Question

An uniformly charged thin ring has radius $10\text{cm}$ and total charge $12\text{nC}$. An electron is placed on the ring's axis at a distance $25\text{cm}$ from the centre of the ring and is constrained to stay on the axis of ring. The electron is then released from rest.
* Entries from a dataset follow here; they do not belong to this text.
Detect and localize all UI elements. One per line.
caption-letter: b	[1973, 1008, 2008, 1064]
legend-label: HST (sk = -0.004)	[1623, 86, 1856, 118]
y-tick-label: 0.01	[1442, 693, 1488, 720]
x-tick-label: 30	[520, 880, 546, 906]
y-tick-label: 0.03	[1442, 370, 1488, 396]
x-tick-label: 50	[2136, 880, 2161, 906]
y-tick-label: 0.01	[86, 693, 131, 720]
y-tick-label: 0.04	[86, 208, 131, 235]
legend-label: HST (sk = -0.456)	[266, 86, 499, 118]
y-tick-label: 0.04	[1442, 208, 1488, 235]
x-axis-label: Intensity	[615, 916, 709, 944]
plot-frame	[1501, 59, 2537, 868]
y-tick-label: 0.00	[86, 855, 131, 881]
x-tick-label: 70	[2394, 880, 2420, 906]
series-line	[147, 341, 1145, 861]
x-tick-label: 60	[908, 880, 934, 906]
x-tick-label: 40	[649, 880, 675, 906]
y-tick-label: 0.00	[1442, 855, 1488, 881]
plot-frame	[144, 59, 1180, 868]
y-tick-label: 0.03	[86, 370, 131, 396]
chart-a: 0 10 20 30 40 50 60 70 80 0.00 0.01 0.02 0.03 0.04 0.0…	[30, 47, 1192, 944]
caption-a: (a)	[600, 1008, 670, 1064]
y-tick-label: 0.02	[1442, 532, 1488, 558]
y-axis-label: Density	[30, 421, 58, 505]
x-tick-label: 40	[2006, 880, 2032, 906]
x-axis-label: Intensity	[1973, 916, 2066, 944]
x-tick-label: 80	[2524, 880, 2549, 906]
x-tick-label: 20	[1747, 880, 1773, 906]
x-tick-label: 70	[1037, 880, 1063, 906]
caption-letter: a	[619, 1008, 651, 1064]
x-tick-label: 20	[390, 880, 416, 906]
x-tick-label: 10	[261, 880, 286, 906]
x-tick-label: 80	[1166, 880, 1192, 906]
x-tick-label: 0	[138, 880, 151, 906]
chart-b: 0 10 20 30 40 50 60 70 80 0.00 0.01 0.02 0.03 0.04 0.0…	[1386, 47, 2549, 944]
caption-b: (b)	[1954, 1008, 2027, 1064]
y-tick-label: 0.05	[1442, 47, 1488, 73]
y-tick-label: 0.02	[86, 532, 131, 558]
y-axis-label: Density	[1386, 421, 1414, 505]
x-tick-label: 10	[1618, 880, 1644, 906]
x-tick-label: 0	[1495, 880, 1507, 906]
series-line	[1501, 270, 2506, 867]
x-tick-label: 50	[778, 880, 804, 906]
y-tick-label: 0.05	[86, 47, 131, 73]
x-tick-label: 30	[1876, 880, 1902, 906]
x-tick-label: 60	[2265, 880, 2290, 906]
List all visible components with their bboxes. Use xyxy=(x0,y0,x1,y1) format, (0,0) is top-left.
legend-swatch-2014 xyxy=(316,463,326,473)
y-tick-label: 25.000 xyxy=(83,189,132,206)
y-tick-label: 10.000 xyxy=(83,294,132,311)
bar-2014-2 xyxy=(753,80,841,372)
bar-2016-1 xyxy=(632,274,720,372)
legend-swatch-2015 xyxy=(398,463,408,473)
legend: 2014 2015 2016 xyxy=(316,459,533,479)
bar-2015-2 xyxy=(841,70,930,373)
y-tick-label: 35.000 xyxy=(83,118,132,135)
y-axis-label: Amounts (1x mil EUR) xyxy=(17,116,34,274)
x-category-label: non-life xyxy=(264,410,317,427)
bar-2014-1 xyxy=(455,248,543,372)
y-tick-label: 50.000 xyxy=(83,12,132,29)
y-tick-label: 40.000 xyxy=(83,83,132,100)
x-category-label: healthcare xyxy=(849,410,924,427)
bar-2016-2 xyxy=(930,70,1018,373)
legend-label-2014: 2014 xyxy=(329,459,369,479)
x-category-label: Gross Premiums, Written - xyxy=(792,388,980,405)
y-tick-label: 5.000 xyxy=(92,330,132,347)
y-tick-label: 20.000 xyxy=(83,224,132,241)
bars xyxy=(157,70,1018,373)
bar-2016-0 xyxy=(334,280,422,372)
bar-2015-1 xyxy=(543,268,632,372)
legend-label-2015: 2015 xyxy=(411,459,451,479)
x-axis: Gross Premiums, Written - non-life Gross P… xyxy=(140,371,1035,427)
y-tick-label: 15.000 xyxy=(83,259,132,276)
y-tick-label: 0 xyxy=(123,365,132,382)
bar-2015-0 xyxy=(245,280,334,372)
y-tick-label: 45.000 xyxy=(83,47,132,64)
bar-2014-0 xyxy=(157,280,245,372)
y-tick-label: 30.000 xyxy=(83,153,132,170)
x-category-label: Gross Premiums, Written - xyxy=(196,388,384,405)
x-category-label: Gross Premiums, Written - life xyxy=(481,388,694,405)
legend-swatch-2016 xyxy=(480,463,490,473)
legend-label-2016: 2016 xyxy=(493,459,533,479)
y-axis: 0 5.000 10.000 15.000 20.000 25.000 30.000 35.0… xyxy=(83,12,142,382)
Find the speed of electron when it reaches the center of the ring.

• A. $$20\times {10}^4\text{m/s}$$
• B. $$15.45\times {10}^6\text{m/s}$$
• C. $$18\times {10}^5\text{m/s}$$
• D. $$1.5\times {10}^4\text{m/s}$$

Answer 1

The correct option is B $$15.45\times {10}^6\text{m/s}$$

Given, charge on ring, $q=12\text{nC}$
radius of ring, $r=10\text{cm}$
mass of electron, $m=9.1\times {10}^{-31}\text{kg}$
charge of an electron, $(-e)=-1.6\times {10}^{-19}\text{C}$


As the electron approaches $\text{C}$, its speed (hence, kinetic energy) increases due to force of attraction towards the centre $\text{C}$. This increase in kinetic energy is at the cost of electrostatic potential energy.
$\frac{1}{2}m{v}^2=U_i-U_f...\left(1\right)$
Where,
$v$ is the velocity of electron,
$U_P=-e{V}_P=$electrostatic potential energy of electron at point $\text{P}$,
$U_C=-e{V}_C=$electrostatic potential energy of electron at point $\text{P}$,
Here,
$(-e)$ is the charge of an electron,
Now,
Potential at point $\text{P}$ due to ring,
$V_p=\frac{1}{4\pi {\epsilon }_0}\frac{q}{r}$
Substituting the values, we get
$V_P=\frac{(9\times {10}^9)(12\times {10}^{-9})}{(\sqrt{(10{)}^2+(25{)}^2}\times {10}^{-2})}=401\text{V}$

Potential at point $\text{C}$ due to ring,
$V_C=\frac{1}{4\pi {\epsilon }_0}\frac{q}{R}$

$V_C=\frac{(9\times {10}^9)(12\times {10}^{-9})}{10\times {10}^{-2}}=1080\text{V}$

Substituting the proper values in equation $\left(1\right)$ we have
$\frac{1}{2}\times 9.1\times {10}^{-31}\times v^2=(-1.6\times {10}^{-19})(401-1080)$

$\therefore v=15.45\times {10}^6\text{m/s}$

why this question ? Tip: At the initial position (axial position of rings) and final position (centre of ring ) we can find the potential due to ring and hence P.E of electron at both positions. $$P.E\left(U\right)=qV$$